This week there was a lot of focus on the attention that investors are giving to the base of the pyramid. It’s an important concept, and one that indicates how funders are beginning to take in the bigger picture of what their dollars can do. What I found even more interesting, was the last article in the reading, ‘Measuring Social Value,’ by Geoff Mulgan and how messy but necessary the measurement of that can be.
In the article, Mulgan states that ‘The failure of the social and public sectors to measure the value they create does not stem from a paucity of intelligence or good intention. Rather is reflects four unavoidable complexities that bedevil the measurement of social value.’ He goes on to describe the lack of laws/regulations, the argument about social values, the unreliability of the numerical metrics, and the problem of accurately estimating the time it takes for these measurements. However, I would go on to argue that there is a fifth complexity missing from this discussion: the lack of a metrics to describe the impact that is at the core of social value.
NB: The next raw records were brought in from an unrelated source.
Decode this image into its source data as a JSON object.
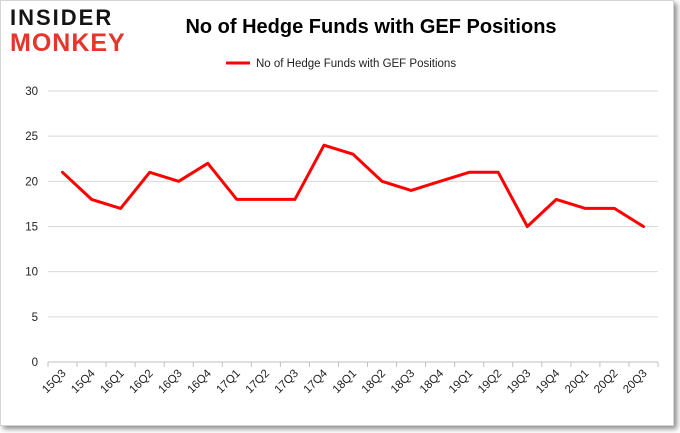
{
  "logo": {
    "line1": "INSIDER",
    "line2": "MONKEY"
  },
  "chart_data": {
    "type": "line",
    "title": "No of Hedge Funds with GEF Positions",
    "xlabel": "",
    "ylabel": "",
    "categories": [
      "15Q3",
      "15Q4",
      "16Q1",
      "16Q2",
      "16Q3",
      "16Q4",
      "17Q1",
      "17Q2",
      "17Q3",
      "17Q4",
      "18Q1",
      "18Q2",
      "18Q3",
      "18Q4",
      "19Q1",
      "19Q2",
      "19Q3",
      "19Q4",
      "20Q1",
      "20Q2",
      "20Q3"
    ],
    "series": [
      {
        "name": "No of Hedge Funds with GEF Positions",
        "color": "#ff0000",
        "values": [
          21,
          18,
          17,
          21,
          20,
          22,
          18,
          18,
          18,
          24,
          23,
          20,
          19,
          20,
          21,
          21,
          15,
          18,
          17,
          17,
          15
        ]
      }
    ],
    "ylim": [
      0,
      30
    ],
    "yticks": [
      0,
      5,
      10,
      15,
      20,
      25,
      30
    ],
    "grid": true,
    "legend": "top-center"
  }
}
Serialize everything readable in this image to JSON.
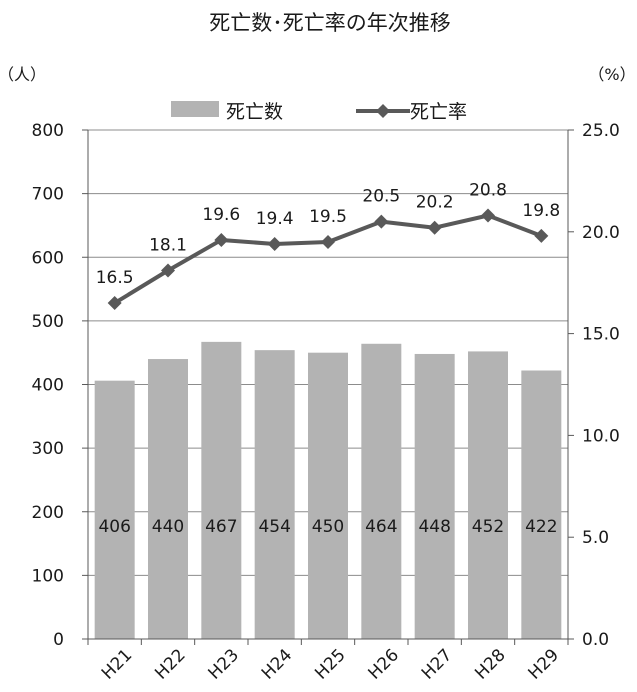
{
  "chart_data": {
    "type": "bar",
    "title": "死亡数･死亡率の年次推移",
    "categories": [
      "H21",
      "H22",
      "H23",
      "H24",
      "H25",
      "H26",
      "H27",
      "H28",
      "H29"
    ],
    "series": [
      {
        "name": "死亡数",
        "type": "bar",
        "axis": "left",
        "color": "#b3b3b3",
        "values": [
          406,
          440,
          467,
          454,
          450,
          464,
          448,
          452,
          422
        ]
      },
      {
        "name": "死亡率",
        "type": "line",
        "marker": "diamond",
        "axis": "right",
        "color": "#595959",
        "values": [
          16.5,
          18.1,
          19.6,
          19.4,
          19.5,
          20.5,
          20.2,
          20.8,
          19.8
        ]
      }
    ],
    "y_left": {
      "unit_label": "（人）",
      "range": [
        0,
        800
      ],
      "ticks": [
        "0",
        "100",
        "200",
        "300",
        "400",
        "500",
        "600",
        "700",
        "800"
      ]
    },
    "y_right": {
      "unit_label": "（%）",
      "range": [
        0,
        25
      ],
      "ticks": [
        "0.0",
        "5.0",
        "10.0",
        "15.0",
        "20.0",
        "25.0"
      ]
    },
    "grid": true,
    "legend_position": "top",
    "bar_labels": [
      "406",
      "440",
      "467",
      "454",
      "450",
      "464",
      "448",
      "452",
      "422"
    ],
    "line_labels": [
      "16.5",
      "18.1",
      "19.6",
      "19.4",
      "19.5",
      "20.5",
      "20.2",
      "20.8",
      "19.8"
    ]
  }
}
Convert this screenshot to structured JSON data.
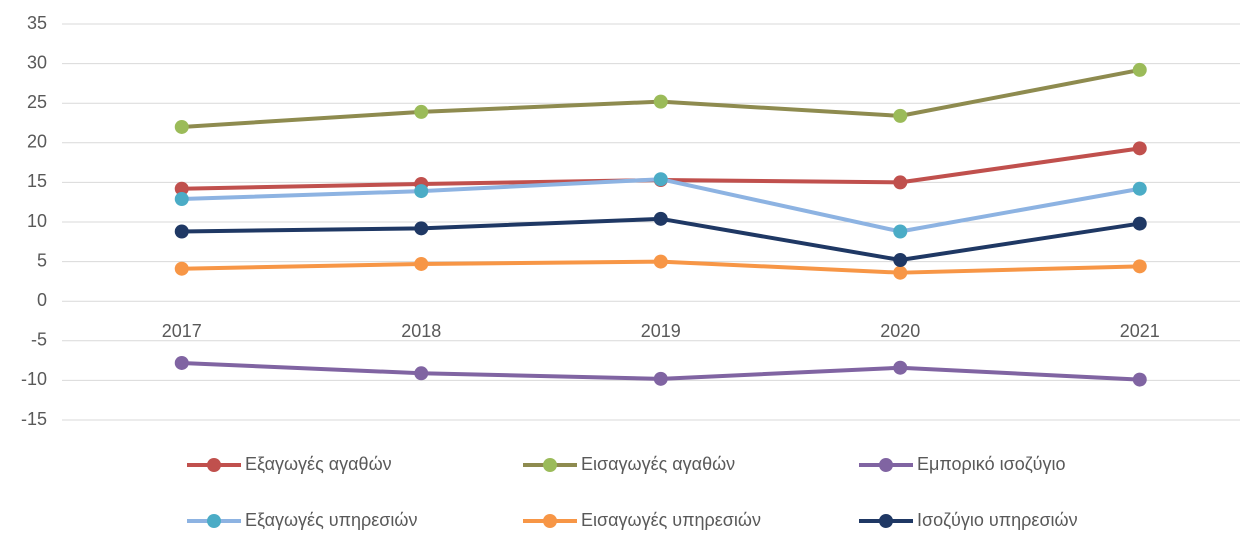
{
  "chart_data": {
    "type": "line",
    "categories": [
      "2017",
      "2018",
      "2019",
      "2020",
      "2021"
    ],
    "series": [
      {
        "name": "Εξαγωγές αγαθών",
        "color": "#c0504d",
        "marker_color": "#c0504d",
        "values": [
          14.2,
          14.8,
          15.3,
          15.0,
          19.3
        ]
      },
      {
        "name": "Εισαγωγές αγαθών",
        "color": "#8e8b4f",
        "marker_color": "#9bbb59",
        "values": [
          22.0,
          23.9,
          25.2,
          23.4,
          29.2
        ]
      },
      {
        "name": "Εμπορικό ισοζύγιο",
        "color": "#8064a2",
        "marker_color": "#8064a2",
        "values": [
          -7.8,
          -9.1,
          -9.8,
          -8.4,
          -9.9
        ]
      },
      {
        "name": "Εξαγωγές υπηρεσιών",
        "color": "#8db3e2",
        "marker_color": "#4bacc6",
        "values": [
          12.9,
          13.9,
          15.4,
          8.8,
          14.2
        ]
      },
      {
        "name": "Εισαγωγές υπηρεσιών",
        "color": "#f79646",
        "marker_color": "#f79646",
        "values": [
          4.1,
          4.7,
          5.0,
          3.6,
          4.4
        ]
      },
      {
        "name": "Ισοζύγιο υπηρεσιών",
        "color": "#1f3864",
        "marker_color": "#1f3864",
        "values": [
          8.8,
          9.2,
          10.4,
          5.2,
          9.8
        ]
      }
    ],
    "ylim": [
      -15,
      35
    ],
    "yticks": [
      -15,
      -10,
      -5,
      0,
      5,
      10,
      15,
      20,
      25,
      30,
      35
    ],
    "grid": true,
    "legend": "bottom"
  }
}
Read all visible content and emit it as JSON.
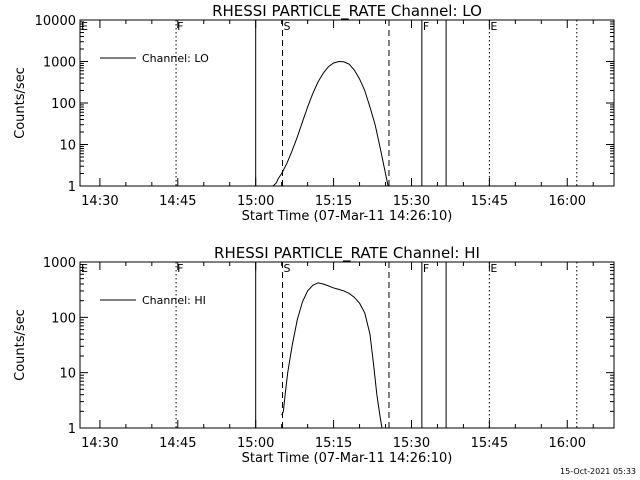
{
  "footer_timestamp": "15-Oct-2021 05:33",
  "chart_data": [
    {
      "type": "line",
      "title": "RHESSI PARTICLE_RATE Channel: LO",
      "xlabel": "Start Time (07-Mar-11 14:26:10)",
      "ylabel": "Counts/sec",
      "y_scale": "log",
      "ylim": [
        1,
        10000
      ],
      "xlim": [
        "14:26:10",
        "16:09:00"
      ],
      "y_ticks": [
        "1",
        "10",
        "100",
        "1000",
        "10000"
      ],
      "x_ticks": [
        "14:30",
        "14:45",
        "15:00",
        "15:15",
        "15:30",
        "15:45",
        "16:00"
      ],
      "legend": [
        "Channel: LO"
      ],
      "legend_position": "top-left",
      "grid": false,
      "markers": [
        {
          "time": "14:26:10",
          "label": "E",
          "style": "none"
        },
        {
          "time": "14:44:40",
          "label": "F",
          "style": "dotted"
        },
        {
          "time": "15:00:00",
          "label": "",
          "style": "solid"
        },
        {
          "time": "15:05:10",
          "label": "S",
          "style": "dashed"
        },
        {
          "time": "15:25:40",
          "label": "",
          "style": "dashed"
        },
        {
          "time": "15:32:00",
          "label": "F",
          "style": "solid"
        },
        {
          "time": "15:36:40",
          "label": "",
          "style": "solid"
        },
        {
          "time": "15:45:00",
          "label": "E",
          "style": "dotted"
        },
        {
          "time": "16:01:50",
          "label": "",
          "style": "dotted"
        }
      ],
      "series": [
        {
          "name": "Channel: LO",
          "points": [
            [
              "15:03:10",
              0.8
            ],
            [
              "15:03:20",
              1.0
            ],
            [
              "15:04:00",
              1.2
            ],
            [
              "15:04:20",
              1.5
            ],
            [
              "15:05:00",
              2.0
            ],
            [
              "15:06:00",
              3.5
            ],
            [
              "15:07:00",
              7
            ],
            [
              "15:08:00",
              15
            ],
            [
              "15:09:00",
              35
            ],
            [
              "15:10:00",
              80
            ],
            [
              "15:11:00",
              170
            ],
            [
              "15:12:00",
              320
            ],
            [
              "15:13:00",
              520
            ],
            [
              "15:14:00",
              750
            ],
            [
              "15:15:00",
              920
            ],
            [
              "15:16:00",
              1000
            ],
            [
              "15:17:00",
              980
            ],
            [
              "15:18:00",
              860
            ],
            [
              "15:19:00",
              620
            ],
            [
              "15:20:00",
              380
            ],
            [
              "15:21:00",
              200
            ],
            [
              "15:22:00",
              80
            ],
            [
              "15:23:00",
              30
            ],
            [
              "15:24:00",
              8
            ],
            [
              "15:24:50",
              2.5
            ],
            [
              "15:25:30",
              1.0
            ],
            [
              "15:25:50",
              0.8
            ]
          ]
        }
      ]
    },
    {
      "type": "line",
      "title": "RHESSI PARTICLE_RATE Channel: HI",
      "xlabel": "Start Time (07-Mar-11 14:26:10)",
      "ylabel": "Counts/sec",
      "y_scale": "log",
      "ylim": [
        1,
        1000
      ],
      "xlim": [
        "14:26:10",
        "16:09:00"
      ],
      "y_ticks": [
        "1",
        "10",
        "100",
        "1000"
      ],
      "x_ticks": [
        "14:30",
        "14:45",
        "15:00",
        "15:15",
        "15:30",
        "15:45",
        "16:00"
      ],
      "legend": [
        "Channel: HI"
      ],
      "legend_position": "top-left",
      "grid": false,
      "markers": [
        {
          "time": "14:26:10",
          "label": "E",
          "style": "none"
        },
        {
          "time": "14:44:40",
          "label": "F",
          "style": "dotted"
        },
        {
          "time": "15:00:00",
          "label": "",
          "style": "solid"
        },
        {
          "time": "15:05:10",
          "label": "S",
          "style": "dashed"
        },
        {
          "time": "15:25:40",
          "label": "",
          "style": "dashed"
        },
        {
          "time": "15:32:00",
          "label": "F",
          "style": "solid"
        },
        {
          "time": "15:36:40",
          "label": "",
          "style": "solid"
        },
        {
          "time": "15:45:00",
          "label": "E",
          "style": "dotted"
        },
        {
          "time": "16:01:50",
          "label": "",
          "style": "dotted"
        }
      ],
      "series": [
        {
          "name": "Channel: HI",
          "points": [
            [
              "15:05:00",
              1.7
            ],
            [
              "15:05:20",
              2.0
            ],
            [
              "15:05:40",
              4.0
            ],
            [
              "15:06:10",
              10
            ],
            [
              "15:07:00",
              30
            ],
            [
              "15:08:00",
              90
            ],
            [
              "15:09:00",
              190
            ],
            [
              "15:10:00",
              300
            ],
            [
              "15:11:00",
              380
            ],
            [
              "15:12:00",
              420
            ],
            [
              "15:13:00",
              400
            ],
            [
              "15:14:00",
              370
            ],
            [
              "15:15:00",
              340
            ],
            [
              "15:16:00",
              320
            ],
            [
              "15:17:00",
              300
            ],
            [
              "15:18:00",
              270
            ],
            [
              "15:19:00",
              230
            ],
            [
              "15:20:00",
              180
            ],
            [
              "15:21:00",
              120
            ],
            [
              "15:22:00",
              50
            ],
            [
              "15:22:40",
              15
            ],
            [
              "15:23:20",
              4
            ],
            [
              "15:24:00",
              1.5
            ],
            [
              "15:24:30",
              0.8
            ]
          ]
        }
      ]
    }
  ]
}
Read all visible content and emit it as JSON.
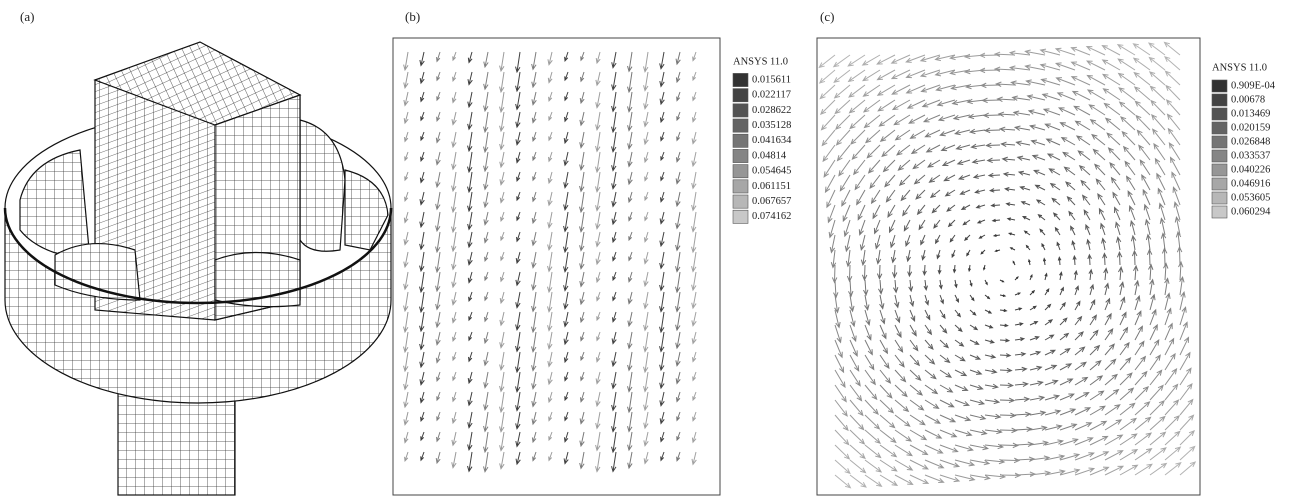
{
  "panels": [
    {
      "label": "(a)"
    },
    {
      "label": "(b)",
      "legend": {
        "title": "ANSYS 11.0",
        "values": [
          "0.015611",
          "0.022117",
          "0.028622",
          "0.035128",
          "0.041634",
          "0.04814",
          "0.054645",
          "0.061151",
          "0.067657",
          "0.074162"
        ]
      }
    },
    {
      "label": "(c)",
      "legend": {
        "title": "ANSYS 11.0",
        "values": [
          "0.909E-04",
          "0.00678",
          "0.013469",
          "0.020159",
          "0.026848",
          "0.033537",
          "0.040226",
          "0.046916",
          "0.053605",
          "0.060294"
        ]
      }
    }
  ]
}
Sure, you can have metrics that tell you whether your investment is sustainable, whether or not it raised the income for families, or even for an entire community. You can measure the literacy rates before and after an education initiative is implemented. But how do you measure the intrinsic impact of your investment?
This same issue often comes up in the arts. Funders want to know how their money has made a difference. For decades the answer has come from economic impact studies, how property value is raised once a cultural institution is in a community, how arts in education helps to lower drop-out rates, etc. It’s clear that they make positive and important contributions for a community. But the arts are important for other reasons too. For reasons that…are just so difficult to describe. And even more difficult to measure. Although WolfBrown has begun the attempt to try.
It is the same outside of the arts. How do you measure whether a social enterprise’s program has helped raise people’s ability to empathize? Or express themselves? Does it matter when an NGO’s initiative has given a community the greater capacity to build bonds between families living in it? Elements such as these can have just as significant of an impact on the lives of people that programs are intending to reach, so shouldn’t they be included when measuring social value?
These aspects are not easy to measure, or else that would have already been done. However, Mulgan states, ‘Indeed, the greatest contribution that funders can make is often not to measure value, but to forge the links between supply and demand that will later generate value.’ The simple discussion about the value of intrinsic impact is the beginning of that. This field of measurement may not be hammered out to perfection yet, but for funders to bring it into the picture can help build crucial bridges towards a deeper understanding of social value. Sometimes the money a program brings to a community runs out, but the impression that program made lives on, so doesn’t that matter too?